Kesamaan kesempatan adalah keadaan yang memberikan peluang kepada penyandang cacat untuk mendapatkan kesempatan yang sama dalam segala aspek kehidupan dan penghidupan. Aksesbilitas adalah kemudahan yang disediakan bagi penyandang cacat guna mewujudkan kesamaan kesempatan dalam segala aspek kehidupan dan penghidupan. Rehabilitasi adalah proses refungsionalisasi dan pengembangan untuk memungkinkan penyandang cacat mampu melaksanakan fungsi sosialnya secara wajar dalam kehidupan masyarakat.
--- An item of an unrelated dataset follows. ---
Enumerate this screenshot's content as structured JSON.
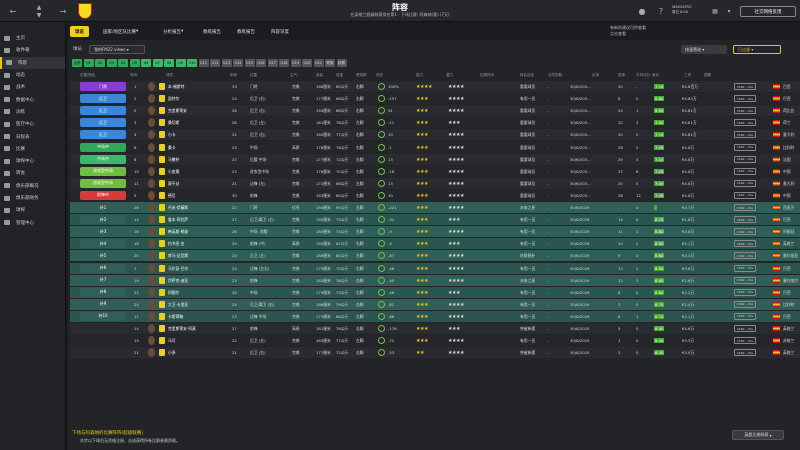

Bantuan sosial adalah upaya pemberian bantuan kepada penyandang cacat yang tidak mampu yang bersifat tidak tetap, agar mereka dapat meningkatkan taraf kesejahteraan sosialnya. Pemeliharaan taraf kesejahteraan sosial adalah upaya perlindungan dan pelayanan yang bersifat terus menerus, agar penyandang cacat dapat mewujudkan taraf hidup yang wajar.
Pada Pasal 5 Undang-Undang No.4 Tahun 1997 mengenai hak penyandang difabel disebutkan bahwa : Setiap penyandang cacat mempunyai hak dan kesempatan yang sama dalam segala aspek kehidupan dan penghidupan.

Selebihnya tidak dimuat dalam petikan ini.